Começando pela vaca, a Daisy (Margarida, em português). A Lia, minha netinha americana de 10 anos, economizou a sua mesada e vendeu bolo e limonada para conseguir comprar uma novilha do Zé (dar, ele não dava, todo neto iria querer). A Dayse foi marcada com o nome “Lia” e foi crescendo forte e saudável. Quando a Lia soube que a fazenda seria vendida, entrou em desespero. Consolei-a dizendo que levaria a Daisy para outra fazendinha. Em janeiro agora, a Lia estava na fazenda comigo e planejamos o transporte da Daisy, dos cavalos Pocotó e Picolé e de duas vacas bonitonas pra fazerem companhia pra Daisy. E do boizão também, aquele que não entrava no caminhão, queríamos salvá-lo. Mas, se ele não entrava, como iria? A pé era longe. No final, deu tudo errado, pois não morava ninguém na fazendinha e ficamos preocupadas de todos morrerem ou serem roubados. Assim, pedi ao senhor que comprou a fazenda para deixar a Daisy lá mesmo e ele concordou, dizendo que cuidaria bem dela. Agora a Lia está feliz, esperando os bezerros nascerem.
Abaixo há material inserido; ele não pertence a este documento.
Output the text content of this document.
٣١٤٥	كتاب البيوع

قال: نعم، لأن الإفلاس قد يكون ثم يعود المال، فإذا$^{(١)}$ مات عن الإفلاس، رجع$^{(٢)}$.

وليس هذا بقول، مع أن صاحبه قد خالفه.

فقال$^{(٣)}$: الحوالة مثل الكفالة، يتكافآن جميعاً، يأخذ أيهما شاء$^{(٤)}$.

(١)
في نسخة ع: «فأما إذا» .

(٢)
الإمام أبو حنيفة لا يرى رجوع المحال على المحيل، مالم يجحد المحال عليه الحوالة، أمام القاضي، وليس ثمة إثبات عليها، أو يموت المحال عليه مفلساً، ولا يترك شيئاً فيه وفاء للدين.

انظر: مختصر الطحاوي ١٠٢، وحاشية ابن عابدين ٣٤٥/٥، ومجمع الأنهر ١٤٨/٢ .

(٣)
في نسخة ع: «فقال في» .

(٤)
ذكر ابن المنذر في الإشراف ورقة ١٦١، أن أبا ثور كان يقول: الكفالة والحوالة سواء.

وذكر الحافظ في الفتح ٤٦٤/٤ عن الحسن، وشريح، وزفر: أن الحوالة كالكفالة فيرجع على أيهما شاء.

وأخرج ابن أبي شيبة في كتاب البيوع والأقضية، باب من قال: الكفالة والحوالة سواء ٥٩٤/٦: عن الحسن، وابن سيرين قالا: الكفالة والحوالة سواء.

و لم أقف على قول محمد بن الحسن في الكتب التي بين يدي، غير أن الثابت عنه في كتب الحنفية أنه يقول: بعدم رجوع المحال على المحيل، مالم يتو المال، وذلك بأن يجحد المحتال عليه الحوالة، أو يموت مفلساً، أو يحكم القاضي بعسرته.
Quanto ao boi do Enzo, o irmão de 12 anos da Lia, aconteceu uma tragédia. O Enzo cortou grama dos vizinhos, lá na Califórnia, varreu folha das calçadas, economizou e comprou um garrote do Zé. Também foi marcado com o nome “Enzo” em letras grandes, então era inconfundível. Em setembro, quando passou no brete e na balança, já pesava 349 kg. Em novembro, estava separado dos outros, em recuperação de um pé machucado. O Enzo logo disse que queria era o dinheiro do boi (nem nome ele tinha). Em janeiro, o Enzo também estava na fazenda na época da venda. Acompanhou todos os lotes de gado sendo pesados, para ver quanto receberia pelo boi. Em dois dias, passaram todos pela balança: boi gordo, boi magro, vaca leiteira, vaca boiadeira, vaca solteira, garrotes, novilhas, etc. Mas o boi do Enzo não passou. Consternação geral. Onde estaria? Saíram todos os funcionários procurando. Foi encontrado morto, mortinho, perto de uma cerca. Comentei com a Lia que fiquei triste pelo Enzo. Ela respondeu que ficou triste pelo boi.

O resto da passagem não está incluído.